As for the former of these two sentences, he may be quite right, for aught we know. But it must be said on the other hand, that not merely Quakers, but decent men of every creed and age, have–we may dare to say, in proportion to their devoutness–believed in such monitions; and that it is hard to see how any man could have arrived at the belief that a living person was working on him, and not a mere impersonal principle, law, or afflatus–(spirit of the universe, or other metaphor for hiding materialism)–unless by believing, rightly or wrongly, in such monitions. For our only inductive conception of a living person demands that that person shall make himself felt by separate acts.

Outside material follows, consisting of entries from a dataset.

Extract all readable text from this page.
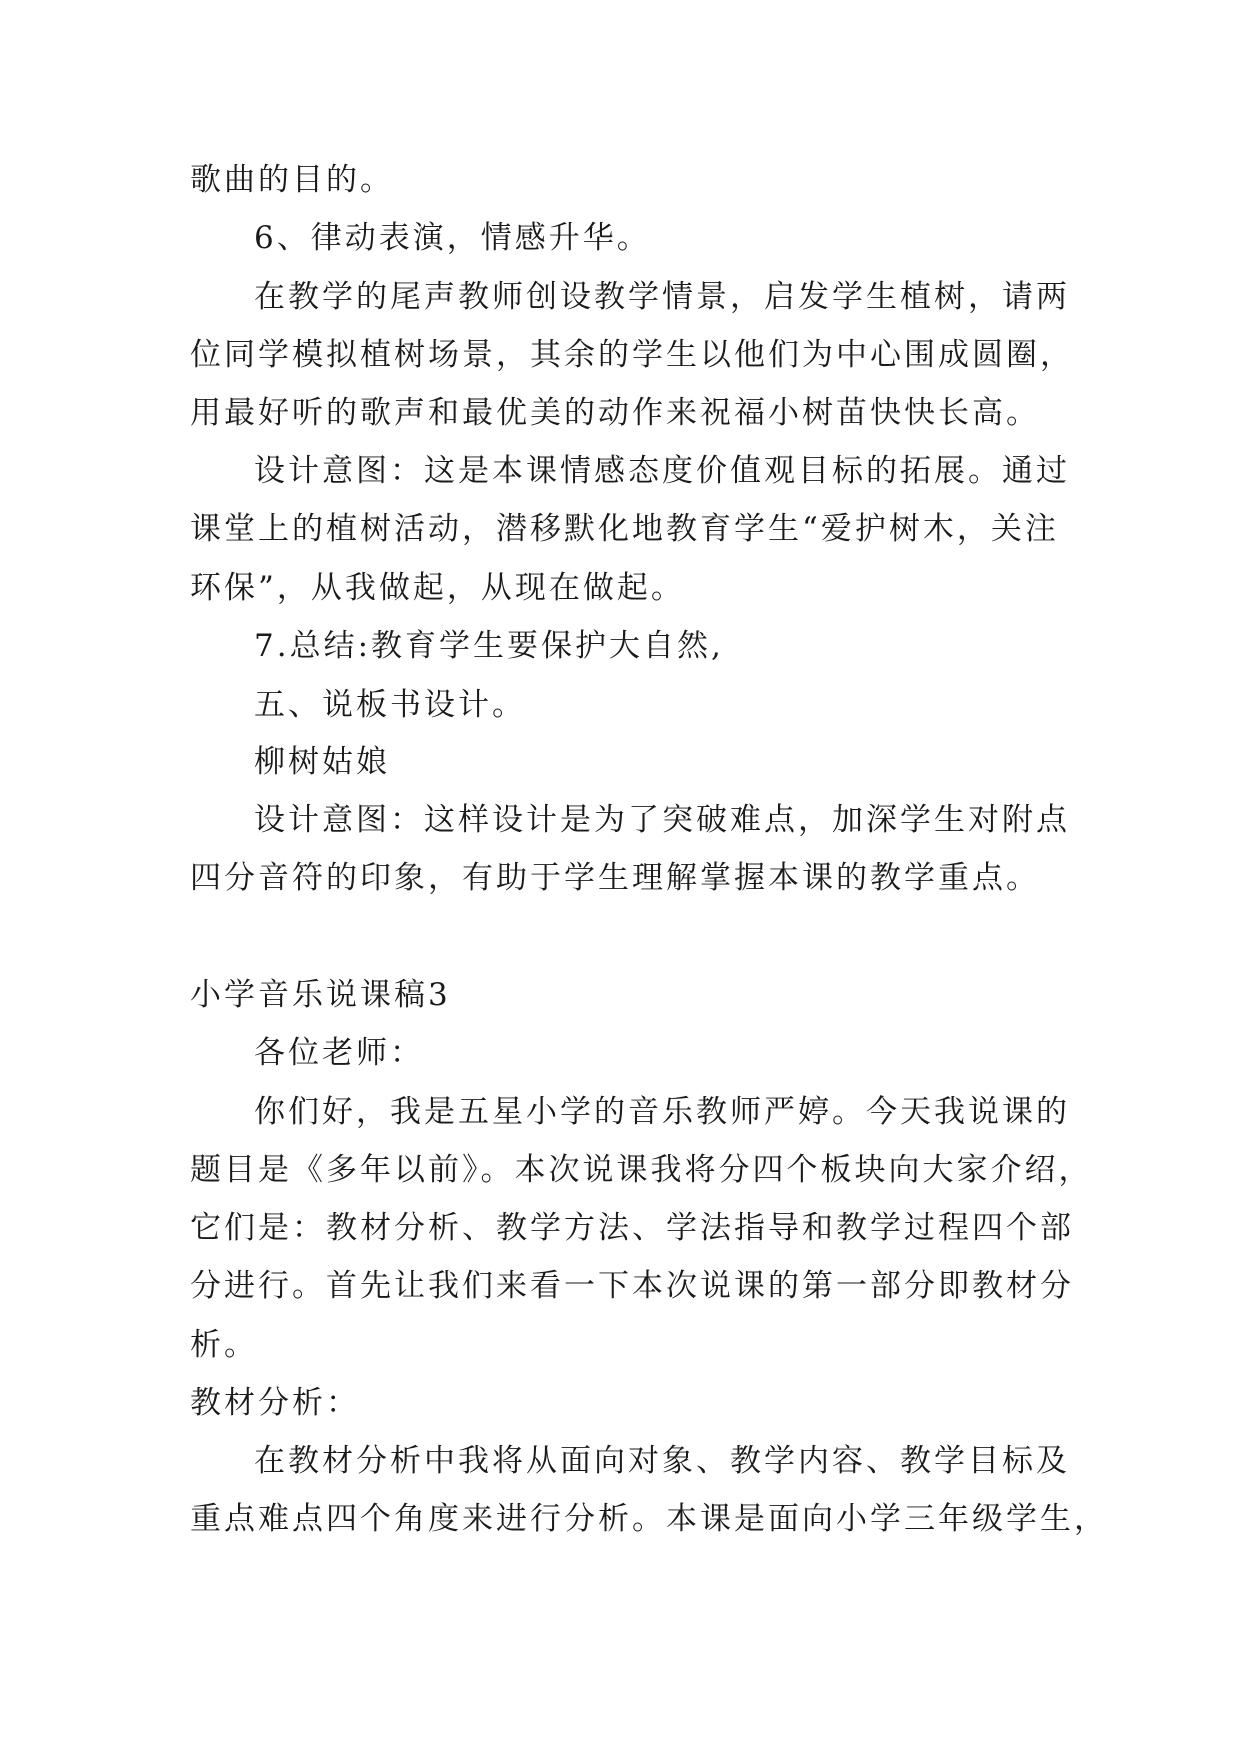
歌曲的目的。
6、律动表演，情感升华。
在教学的尾声教师创设教学情景，启发学生植树，请两
位同学模拟植树场景，其余的学生以他们为中心围成圆圈，
用最好听的歌声和最优美的动作来祝福小树苗快快长高。
设计意图：这是本课情感态度价值观目标的拓展。通过
课堂上的植树活动，潜移默化地教育学生“爱护树木，关注
环保”，从我做起，从现在做起。
7.总结:教育学生要保护大自然,
五、说板书设计。
柳树姑娘
设计意图：这样设计是为了突破难点，加深学生对附点
四分音符的印象，有助于学生理解掌握本课的教学重点。
小学音乐说课稿3
各位老师：
你们好，我是五星小学的音乐教师严婷。今天我说课的
题目是《多年以前》。本次说课我将分四个板块向大家介绍，
它们是：教材分析、教学方法、学法指导和教学过程四个部
分进行。首先让我们来看一下本次说课的第一部分即教材分
析。
教材分析：
在教材分析中我将从面向对象、教学内容、教学目标及
重点难点四个角度来进行分析。本课是面向小学三年级学生，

But against the second sentence we must protest. The question in hand is not whether this “witness of the Spirit” “is something more” than, anything else, but whether it exists at all, and what it is. Why was the book written, save to help toward the solution of this very matter? The question all through has been: Can an immediate influence be exercised by the Spirit of God on the spirit of man? Mr. Vaughan assents, and says (we cannot see why) that there is no mysticism in such a belief. Be that as it may, what that influence is, and how exercised, is all through the de quo agitur of Mysticism. Mr. Vaughan, however, seems here for awhile to be talking realism through an admirable page, well worth perusal (pp. 264, 265). Yet his grasp is not sure. We soon find him saying what More and Fox would alike deny, that “The story of Christ’s life and death is our soul’s food.” No; Christ Himself is–would the Catholic Church and the Mystic alike answer. And here again the whole matter in dispute is (unconsciously to Mr. Vaughan) opened up in one word. And if this sentence does not bear directly on that problem, on what does it bear? It was therefore with extreme disappointment that on reading this, and saying to ourselves: “Now we shall hear at last what Mr. Vaughan himself thinks on the matter,” we found that he literally turned the subject off, as if not worth investigation, by making the next speaker answer, apropos of nothing, that “the traditional ascetism of the Friends is their fatal defect as a body.”
Why, too, has Mr. Vaughan devoted a few lines only to the great English Platonists, More, Norris, Smith of Jesus, Gale, and Cudworth? He says, indeed, that they are scarcely Mystics, except in as far as Platonism is always in a measure mystical. In our sense of the word they were all of them Mystics, and of a very lofty type; but surely Henry More is a Mystic in Mr. Vaughan’s sense also. If the author of “Conjectura Cabbalistica” be not a mystical writer (he himself uses the term without shame), who is?
We hope to see much in this book condensed, much modified, much worked out, instead of being left fragmentary and embryotic; but whether our hope be fulfilled or not, a useful and honourable future is before the man who could write such a book as this is, in spite of all defects.
*****
Since the above was written, Mr. Vaughan’s premature death has robbed us of a man who might have done brave work, by lessening, through his own learning, the intellectual gulf which now exists between English Churchmen and Dissenters. Dis aliter visum. But Mr. Vaughan’s death does not, I think, render it necessary for me to alter any of the opinions expressed here; and least of all that in the last sentence, fulfilled now more perfectly than I could have foreseen.